Se anche il tutto finisse in questo modo (cioè coabitazione dell'articolo 18 con gli arbitri) l'articolo 18 sarà sempre meno difendibile perché oggettivamente la legislazione sarà sempre più flessibile e quindi cresceranno le possibilità date al datore di lavoro di giocare molto su quelle che sono le condizioni del rapporto di lavoro, e chiaramente, dall'altra parte, diventerà molto più complicato per il lavoratore riuscire a tutelare in sede di contenzioso i suoi diritti. Si ridurrà drasticamente, quindi il ricorso alla magistratura da parte del lavoratore licenziato che avrà la netta sensazione di partire sconfitto prima di partire.
Il lavoratore sarà spinto non a chiedere il rispetto di un suo diritto quanto invece a cercare di recuperare quanto più possibile sotto forma di denaro; ciò che si determinerà è un mercato dei diritti.
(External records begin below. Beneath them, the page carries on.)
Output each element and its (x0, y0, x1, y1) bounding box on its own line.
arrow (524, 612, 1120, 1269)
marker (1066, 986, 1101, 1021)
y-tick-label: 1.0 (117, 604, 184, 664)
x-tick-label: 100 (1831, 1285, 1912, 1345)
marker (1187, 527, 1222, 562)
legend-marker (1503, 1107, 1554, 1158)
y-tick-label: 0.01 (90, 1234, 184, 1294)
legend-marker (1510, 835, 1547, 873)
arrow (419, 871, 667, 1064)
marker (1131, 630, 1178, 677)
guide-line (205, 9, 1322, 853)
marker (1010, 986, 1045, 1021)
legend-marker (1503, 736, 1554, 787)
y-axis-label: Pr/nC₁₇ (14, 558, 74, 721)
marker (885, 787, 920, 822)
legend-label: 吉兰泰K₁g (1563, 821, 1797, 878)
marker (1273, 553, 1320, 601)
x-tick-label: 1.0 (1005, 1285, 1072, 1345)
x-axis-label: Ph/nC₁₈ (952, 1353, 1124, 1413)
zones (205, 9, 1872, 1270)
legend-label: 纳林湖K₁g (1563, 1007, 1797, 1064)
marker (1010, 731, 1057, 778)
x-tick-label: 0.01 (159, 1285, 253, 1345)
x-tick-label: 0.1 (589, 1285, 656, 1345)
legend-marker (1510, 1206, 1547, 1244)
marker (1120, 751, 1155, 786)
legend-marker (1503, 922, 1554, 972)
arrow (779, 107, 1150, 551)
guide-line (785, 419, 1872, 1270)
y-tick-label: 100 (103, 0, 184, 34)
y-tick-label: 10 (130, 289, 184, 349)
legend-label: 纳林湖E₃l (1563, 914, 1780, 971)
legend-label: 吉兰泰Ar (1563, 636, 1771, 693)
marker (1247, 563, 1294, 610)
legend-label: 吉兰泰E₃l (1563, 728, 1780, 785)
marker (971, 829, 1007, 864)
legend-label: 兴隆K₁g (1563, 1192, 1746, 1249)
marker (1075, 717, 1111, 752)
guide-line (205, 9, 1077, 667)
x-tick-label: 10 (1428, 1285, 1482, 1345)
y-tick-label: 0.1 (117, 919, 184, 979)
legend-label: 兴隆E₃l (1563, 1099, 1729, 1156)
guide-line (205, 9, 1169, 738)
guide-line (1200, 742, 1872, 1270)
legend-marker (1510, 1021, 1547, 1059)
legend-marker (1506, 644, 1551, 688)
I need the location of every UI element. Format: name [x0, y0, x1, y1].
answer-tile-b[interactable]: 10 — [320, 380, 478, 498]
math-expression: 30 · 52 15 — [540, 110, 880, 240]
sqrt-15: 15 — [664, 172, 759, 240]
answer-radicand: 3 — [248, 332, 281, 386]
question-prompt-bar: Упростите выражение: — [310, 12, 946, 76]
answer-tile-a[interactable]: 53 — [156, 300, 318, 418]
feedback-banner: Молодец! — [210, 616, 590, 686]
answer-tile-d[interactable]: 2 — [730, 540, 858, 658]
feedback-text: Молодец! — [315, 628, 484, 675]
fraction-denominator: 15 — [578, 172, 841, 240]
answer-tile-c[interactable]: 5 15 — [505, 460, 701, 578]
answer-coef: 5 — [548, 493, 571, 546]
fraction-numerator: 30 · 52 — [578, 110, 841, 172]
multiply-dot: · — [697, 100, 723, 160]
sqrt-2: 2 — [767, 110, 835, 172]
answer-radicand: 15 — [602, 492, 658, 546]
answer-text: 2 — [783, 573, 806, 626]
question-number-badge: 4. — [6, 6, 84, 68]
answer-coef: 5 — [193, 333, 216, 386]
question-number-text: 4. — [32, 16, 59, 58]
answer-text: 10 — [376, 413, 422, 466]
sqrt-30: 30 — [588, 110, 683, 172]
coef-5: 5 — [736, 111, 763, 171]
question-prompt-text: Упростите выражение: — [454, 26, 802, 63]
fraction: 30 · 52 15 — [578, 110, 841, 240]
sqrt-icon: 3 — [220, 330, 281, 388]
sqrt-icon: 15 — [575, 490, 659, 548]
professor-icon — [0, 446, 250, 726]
Ma anche in una situazione in cui sarebbe operativo l'arbitrato, e la logica del risarcimento in soldi, il lavoratore sarebbe comunque scarsamente tutelato in quanto in Italia non esiste una legge sulla rappresentanza che in qualche modo deve regolare lo stesso arbitrato. E a questo punto c'è veramente da chiedersi come mai in 5 anni di governo di centro sinistra non si sia mai trovato il tempo per pensare ad approvare questa fondamentale legge, invece le decisioni di bombardare i Balcani sono state prese alla velocità della luce.Vi sono poi altre questioni affrontate sul libro bianco che vanno dalle pensioni alla riforma della contrattazione, dalla democrazia economica al federalismo del lavoro per arrivare al diritto di sciopero, ed è nostra intenzione affrontare questi argomenti che saranno sul tavolo del confronto tra le parti sociali nei prossimi giorni.
I sindacati si stanno muovendo in ordine sparso lanciano al governo segnali contradittori. Molto più determinato l'atteggiamento della Confindustria che anzi spinge l'Esecutivo a proseguire con determinazione e coerenza nella direzione indicata.
Ci sono tutte le premesse per uno scontro di ampia portata, scontro che i lavoratori devono affrontare.
Il 16 novembre i metalmeccanici sciopereranno e manifesteranno a Roma grazie allo sciopero proclamato dalla Fiom per la riapertura delle trattative sul contratto nazionale mentre la Federmeccanica tenta di smorzare questa iniziativa proponendo una sorta di miniconcertazione dei metalmeccanici.
Occorre invece che questa iniziativa si allarghi e si trasformi in un grande momento di mobilitazione contro le politiche confindustriali del Governo.
La lotta dei lavoratori e delle strutture di base in questa fase congressuale della Cgil deve quindi avere questi obbiettivi: l'unificazione di tutti i lavoratori attorno alla lotta dei metalmeccanici contro il Governo e la Confindustria per la difesa dei diritti fondamentali.